The body of the function above was indeed generated by Codex ("best of 20" with temperature 0.5, first try) - and does just what it should. (Admittedly, there is some ambiguity in the doc string instruction - what does it mean exactly to "contain numbers"? Codex decides for "contain only numbers" - which was intended.)
Now we can be happy with what Codex gives us and go on. Or we can wonder whether Codex' implementation is really the best solution to the problem. The following two lines of code also perform the task, without the cumbersome for
-loop and case distinctions:
right_of_cell = df.iloc[cell_indices[0], cell_indices[1] + 1:]
return pd.to_numeric(right_of_cell, errors="coerce").notnull().sum()
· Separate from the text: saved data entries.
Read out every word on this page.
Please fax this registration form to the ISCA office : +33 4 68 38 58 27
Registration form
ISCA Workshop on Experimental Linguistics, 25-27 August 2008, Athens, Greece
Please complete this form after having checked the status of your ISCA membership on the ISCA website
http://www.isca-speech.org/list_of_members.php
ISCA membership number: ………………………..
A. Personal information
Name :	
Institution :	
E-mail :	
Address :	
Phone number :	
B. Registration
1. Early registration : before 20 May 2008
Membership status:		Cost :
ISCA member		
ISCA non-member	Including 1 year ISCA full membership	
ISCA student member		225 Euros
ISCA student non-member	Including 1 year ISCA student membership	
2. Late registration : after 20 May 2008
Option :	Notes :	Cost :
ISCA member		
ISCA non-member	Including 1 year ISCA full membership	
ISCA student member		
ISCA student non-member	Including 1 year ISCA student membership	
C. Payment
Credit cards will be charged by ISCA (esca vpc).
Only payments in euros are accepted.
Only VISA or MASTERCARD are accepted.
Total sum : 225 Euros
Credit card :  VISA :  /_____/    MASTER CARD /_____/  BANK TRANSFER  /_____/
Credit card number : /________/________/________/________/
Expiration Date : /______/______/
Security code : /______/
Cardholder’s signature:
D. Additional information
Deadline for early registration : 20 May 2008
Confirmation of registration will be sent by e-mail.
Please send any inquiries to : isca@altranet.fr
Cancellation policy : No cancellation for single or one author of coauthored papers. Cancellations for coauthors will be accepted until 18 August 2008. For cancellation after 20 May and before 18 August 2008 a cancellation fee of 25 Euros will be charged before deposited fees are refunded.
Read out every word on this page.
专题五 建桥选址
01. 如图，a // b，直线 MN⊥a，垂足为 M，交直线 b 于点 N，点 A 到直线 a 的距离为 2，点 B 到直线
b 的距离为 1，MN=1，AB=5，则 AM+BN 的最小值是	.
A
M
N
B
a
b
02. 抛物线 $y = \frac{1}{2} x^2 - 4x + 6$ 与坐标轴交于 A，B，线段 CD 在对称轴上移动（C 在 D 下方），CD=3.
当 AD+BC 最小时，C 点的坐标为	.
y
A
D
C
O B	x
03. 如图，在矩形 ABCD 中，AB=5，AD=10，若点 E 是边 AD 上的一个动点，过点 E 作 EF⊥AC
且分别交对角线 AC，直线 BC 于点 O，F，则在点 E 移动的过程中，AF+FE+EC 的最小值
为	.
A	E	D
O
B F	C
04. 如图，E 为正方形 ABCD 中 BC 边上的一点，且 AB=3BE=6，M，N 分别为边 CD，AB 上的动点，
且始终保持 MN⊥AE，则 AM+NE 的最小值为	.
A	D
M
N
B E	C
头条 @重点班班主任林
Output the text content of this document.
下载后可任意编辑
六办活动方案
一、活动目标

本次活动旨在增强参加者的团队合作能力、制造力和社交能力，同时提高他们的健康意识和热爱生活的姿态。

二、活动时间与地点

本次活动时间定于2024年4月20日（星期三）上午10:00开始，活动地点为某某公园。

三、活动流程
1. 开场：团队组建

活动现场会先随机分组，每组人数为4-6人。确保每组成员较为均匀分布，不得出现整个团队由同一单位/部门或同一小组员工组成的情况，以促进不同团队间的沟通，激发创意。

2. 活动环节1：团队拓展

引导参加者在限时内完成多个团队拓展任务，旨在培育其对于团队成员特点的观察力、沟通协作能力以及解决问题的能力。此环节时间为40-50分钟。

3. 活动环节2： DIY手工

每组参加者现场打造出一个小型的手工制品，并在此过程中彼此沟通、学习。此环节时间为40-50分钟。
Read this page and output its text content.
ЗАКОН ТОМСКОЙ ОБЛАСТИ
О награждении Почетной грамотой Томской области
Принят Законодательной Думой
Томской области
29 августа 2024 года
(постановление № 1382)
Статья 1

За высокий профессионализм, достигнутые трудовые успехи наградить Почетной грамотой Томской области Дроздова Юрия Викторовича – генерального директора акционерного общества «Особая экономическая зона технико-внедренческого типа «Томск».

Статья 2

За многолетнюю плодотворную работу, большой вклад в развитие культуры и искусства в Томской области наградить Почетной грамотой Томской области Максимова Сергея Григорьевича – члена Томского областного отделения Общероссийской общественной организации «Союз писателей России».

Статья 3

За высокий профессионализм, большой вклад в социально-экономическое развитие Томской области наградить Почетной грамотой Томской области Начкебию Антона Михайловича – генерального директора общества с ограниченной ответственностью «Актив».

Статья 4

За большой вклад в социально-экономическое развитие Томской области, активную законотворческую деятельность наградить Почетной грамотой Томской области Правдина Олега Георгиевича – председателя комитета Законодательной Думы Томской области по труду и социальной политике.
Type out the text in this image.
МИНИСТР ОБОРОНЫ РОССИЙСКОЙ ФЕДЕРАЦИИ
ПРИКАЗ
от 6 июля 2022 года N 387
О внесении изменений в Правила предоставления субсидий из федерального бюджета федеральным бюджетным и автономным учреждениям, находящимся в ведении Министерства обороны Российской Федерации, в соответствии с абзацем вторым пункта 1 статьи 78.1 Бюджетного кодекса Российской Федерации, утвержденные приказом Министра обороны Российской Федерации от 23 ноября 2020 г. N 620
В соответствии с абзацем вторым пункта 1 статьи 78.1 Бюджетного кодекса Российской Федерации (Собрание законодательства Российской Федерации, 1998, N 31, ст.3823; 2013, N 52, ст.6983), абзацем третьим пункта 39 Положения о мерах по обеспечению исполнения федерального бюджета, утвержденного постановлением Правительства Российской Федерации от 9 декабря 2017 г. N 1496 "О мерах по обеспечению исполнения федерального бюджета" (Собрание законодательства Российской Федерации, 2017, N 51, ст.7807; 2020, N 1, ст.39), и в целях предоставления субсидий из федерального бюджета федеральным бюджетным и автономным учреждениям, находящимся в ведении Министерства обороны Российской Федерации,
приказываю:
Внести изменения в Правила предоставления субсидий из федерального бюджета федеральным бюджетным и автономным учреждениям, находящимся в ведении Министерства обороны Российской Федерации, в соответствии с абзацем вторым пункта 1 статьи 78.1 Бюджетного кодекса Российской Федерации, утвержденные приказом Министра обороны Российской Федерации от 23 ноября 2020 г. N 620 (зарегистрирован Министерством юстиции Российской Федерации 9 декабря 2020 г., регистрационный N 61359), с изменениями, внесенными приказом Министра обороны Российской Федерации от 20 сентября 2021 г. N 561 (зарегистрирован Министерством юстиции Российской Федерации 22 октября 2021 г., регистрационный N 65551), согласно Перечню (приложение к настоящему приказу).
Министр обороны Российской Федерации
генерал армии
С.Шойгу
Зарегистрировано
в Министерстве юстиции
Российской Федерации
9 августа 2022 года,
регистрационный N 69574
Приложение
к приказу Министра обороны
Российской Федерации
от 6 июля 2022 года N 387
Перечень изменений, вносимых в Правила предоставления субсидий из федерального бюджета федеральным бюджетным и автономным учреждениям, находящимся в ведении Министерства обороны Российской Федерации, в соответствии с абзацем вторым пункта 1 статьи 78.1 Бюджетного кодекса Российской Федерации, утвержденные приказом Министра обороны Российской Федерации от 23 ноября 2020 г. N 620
Due to the effects of anchor and automation bias, we might be inclined to stick to Codex' suggestions, even if there are better alternatives at hand. This would result in worse code. (Which of the two function bodies above is to be preferred depends of course on the context and also on taste.)
In general, it seems to me that Codex' completions are often too lengthy and don't make use of handy built-in functions like to_numeric
.
Conclusion
Codex is a fascinating tool that showcases the current state of deep learning. For practical purposes, however, it should be used with caution, since using Codex might actually make you write worse code.